Modernism was an experimental form with a focus on language and interiority. It reacted to and rejected the Victorian and Edwardian emphases on describing external characteristics of a place or character in an objective manner. It also often rejected the omniscient narrator. Instead, it put an emphasis on the subjective interiority of individual characters' experiences and the limited way they perceived the world.
As mentioned in the answer above, To the Lighthouse is a highly subjective stream-of-consciousness novel told primarily through the minds of its characters. I would add that it also experimented radically with time. Most of the novel—hundreds of pages—covers just one day, while in Part II, ten years pass in a few pages. Part III comprises just a morning. This reflected Woolf's sense that time was difficult, if not impossible, to capture in words. As she put it in the novel:
The urgency of the moment always missed its mark.
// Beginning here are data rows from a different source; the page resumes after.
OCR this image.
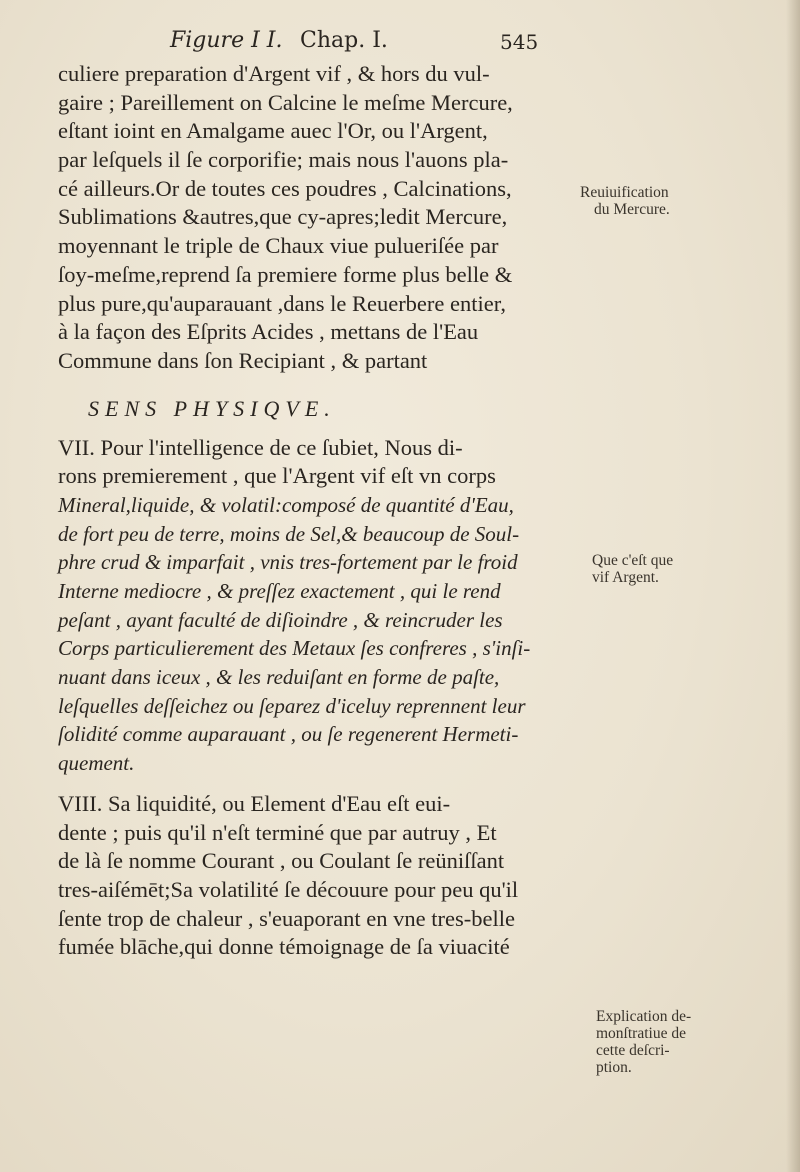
Figure I I. Chap. I.	545
culiere preparation d'Argent vif , & hors du vul-
gaire ; Pareillement on Calcine le meſme Mercure,
eſtant ioint en Amalgame auec l'Or, ou l'Argent,
par leſquels il ſe corporifie; mais nous l'auons pla-
cé ailleurs.Or de toutes ces poudres , Calcinations,
Sublimations &autres,que cy-apres;ledit Mercure,
moyennant le triple de Chaux viue pulueriſée par
ſoy-meſme,reprend ſa premiere forme plus belle &
plus pure,qu'auparauant ,dans le Reuerbere entier,
à la façon des Eſprits Acides , mettans de l'Eau
Commune dans ſon Recipiant , & partant
SENS PHYSIQVE.
VII. Pour l'intelligence de ce ſubiet, Nous di-
rons premierement , que l'Argent vif eſt vn corps
Mineral,liquide, & volatil:composé de quantité d'Eau,
de fort peu de terre, moins de Sel,& beaucoup de Soul-
phre crud & imparfait , vnis tres-fortement par le froid
Interne mediocre , & preſſez exactement , qui le rend
peſant , ayant faculté de diſioindre , & reincruder les
Corps particulierement des Metaux ſes confreres , s'inſi-
nuant dans iceux , & les reduiſant en forme de paſte,
leſquelles deſſeichez ou ſeparez d'iceluy reprennent leur
ſolidité comme auparauant , ou ſe regenerent Hermeti-
quement.
VIII. Sa liquidité, ou Element d'Eau eſt eui-
dente ; puis qu'il n'eſt terminé que par autruy , Et
de là ſe nomme Courant , ou Coulant ſe reüniſſant
tres-aiſémēt;Sa volatilité ſe découure pour peu qu'il
ſente trop de chaleur , s'euaporant en vne tres-belle
fumée blāche,qui donne témoignage de ſa viuacité
Reuiuification
du Mercure.
Que c'eſt que
vif Argent.
Explication de-
monſtratiue de
cette deſcri-
ption.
Words fluttered sideways and struck the objects inches too low.
The above quote is important because it speaks to the modernist sense of the inadequacy of language to convey truth. Modernists like Woolf were more likely to embrace Nietzsche's idea of language as a prison house we are trapped in rather than the Enlightenment idea of language as a clear windowpane looking out onto reality.
Modernism is best described as a literary and artistic period from the first half of the twentieth century.
Modernism’s roots are in the rapidly changing technology of the late nineteenth century and in the theories of such late nineteenth-century thinkers as Freud, Marx, Darwin, and Nietzsche.
While many writers and artists from this period are now considered to be "modernist", at the time they were working there was no cohesive "modernist" agenda, aesthetically or ideologically.
Given this caveat, we can still talk about why some writers are considered to be "modernist" and what generally characterizes Modernism.
Writers who are now considered to be representatives of Modernism often presented a significant subjectivity in their narratives. Using multiple narrators and narrative perspectives (Woolf; Faulkner; Dos Passos), creating unreliable narrators (Fitzgerald) and presenting highly opinionated narrators (Hemingway) are some of the methods used to render subjectivity in the ficiton of modernism.
In To the Lighthouse, Woolf narrates the novel through multiple perspectives, each of which fosters a different view of not only how to live, but in its understanding of what is real. This interest in subjective realities is emphasized in the content of the work with the philosophical conversations regarding the nature of objects and also in the style of the work.
Written from multiple perspectives and shifting between times and characters with poetic grace, the novel is not concerned with plot.
Stream-of-consciousness narration is a considerable tool for achieving this end as well. This special kind of narration allows the writer to eschew objective realities to some degree and render a narrative voice that is unencumbered by fact, instead being shaped by emotional and psychological forces.
This is certainly the case in Woolf's novel, To the Lighthouse.
Associated primarily with Woolf and James Joyce this technique was a way of representing the whole mind of an individual, not just conscious thought.
Stylistically and ideologically, the notion of subjectivity in the narrative now characterizes the works of those writers considered to be representatives of Modernism. This narrative subjectivity can be seen as being related to a growing interest in Freudian psychology.
Additionally, an interest in a personal relationship to history and to culture characterizes many works of Modernism. Many characters and poems from the works of Faulkner, Eliot, Pound, Joyce, Woolf, Hemingway, and Fitzgerald are either concerned with artists and writers or are fixated on personalizing elements of the past.